The damage from earnings was immediate. The stock fell 8.4% the day after the Q1 print dropped on May 8. That follows a 3.9% decline on earnings day itself. The Street's response was swift: more than ten firms revised their targets lower within 48 hours. Most kept positive ratings in place but slashed numbers sharply — Truist cut from $50 to $35, Benchmark from $40 to $30, and RBC from $35 to $33, all while maintaining Buy or Outperform. The tone of these moves is telling. Bulls still exist but are recalibrating to a slower-growth reality. HSBC moved more decisively, downgrading outright to Reduce with a $20 target — which currently sits within touching distance of the stock price. William Blair also stepped down to Market Perform. With 20 holds and 2 sells in consensus, and a mean target of $26.29 against a $21.14 close, the Street sees limited upside but hasn't capitulated into outright bearishness.
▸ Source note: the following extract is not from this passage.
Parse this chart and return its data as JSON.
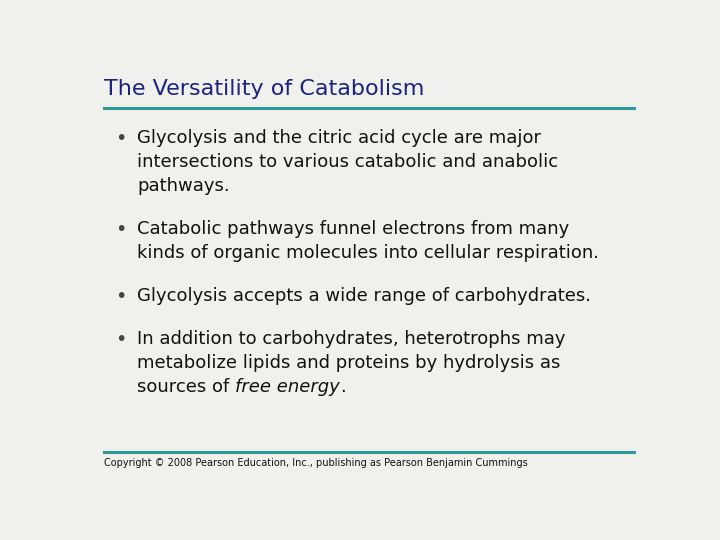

Short interest has surged to become the central positioning story. At 17.5% of free float, short interest is running near its highest level of the past six weeks — up sharply from around 12.6% in early April. The jump coincides directly with the post-earnings period, with shorts adding aggressively between April 10 and April 24 as the stock was already under pressure. Despite the elevated SI, the borrow market tells a calmer story. Cost to borrow is just 0.39% — among the cheapest in the universe — and availability remains wide, indicating ample supply for anyone who wants to build a short position. There is no mechanical squeeze risk here. The short score of 54.8 is mid-range, and the utilization rank of 46 (out of 100) confirms this is a fundamentally-driven short rather than a supply-constrained one. Options positioning is marginally more cautious than recent averages — the put/call ratio ticked up to 0.55, about 0.88 standard deviations above its 20-day mean — but remains well below the 0.93 52-week high, so options markets are not yet pricing an extreme.
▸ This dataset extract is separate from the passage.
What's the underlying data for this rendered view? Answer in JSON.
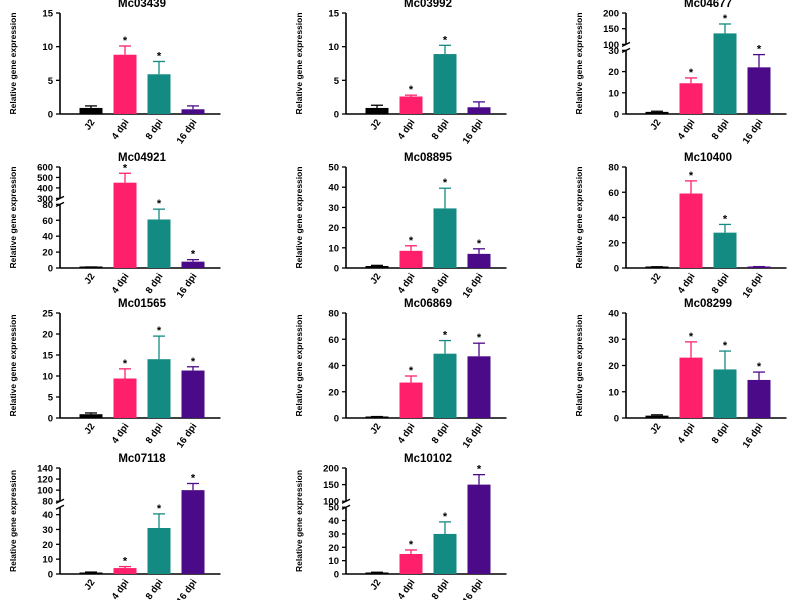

The bull and bear debate is squarely about the pace of recovery. Bulls point to the company's structural position as the leading demand-side platform on the open internet, citing $13.4 billion of ad spend flowing through its platform in 2025, record Joint Business Plan signings in March, and the launch of Agentic AI tools for campaign optimization. Bears counter that CPG and automotive weakness is a real drag, EBITDA margins are compressing, and the company needs a sharp revenue acceleration in H2 2026 just to hit its full-year target — a bar that looks harder to clear after a 11.8% revenue growth quarter. Q1 gross margins of 73.6% remain healthy, and the company carries net cash of roughly $982 million, which provides a cushion. But at a P/E of ~288x on trailing earnings, even a modest derating from growth expectations leaves the stock exposed.
One piece of structural support worth flagging: founder and CEO Jeffrey Green spent roughly $148 million buying shares at prices between $23 and $25 in early March. That cluster of purchases, totalling nearly four million shares, came when the stock was already distressed following the previous earnings disappointment. Green now holds just over 10% of the company. His buying has not stopped the decline — the stock is now trading below his average cost — but it represents an unusually large public commitment from an insider who has full visibility into the company's pipeline.
Peers moved broadly in the same direction. DV fell 12.7% on the week, PUBM was down 6%, and MGNI was the outlier, rising 1.6% as it operates on the supply side of the same ad tech ecosystem. The correlation suggests macro and sector headwinds are amplifying TTD's company-specific pain rather than being entirely separate forces.
What to watch: the next meaningful data point is management's H2 guidance confirmation — whether trade-desk activity and CTV growth can genuinely inflect to meet the full-year margin and revenue commitments that analysts are now modeling with less conviction.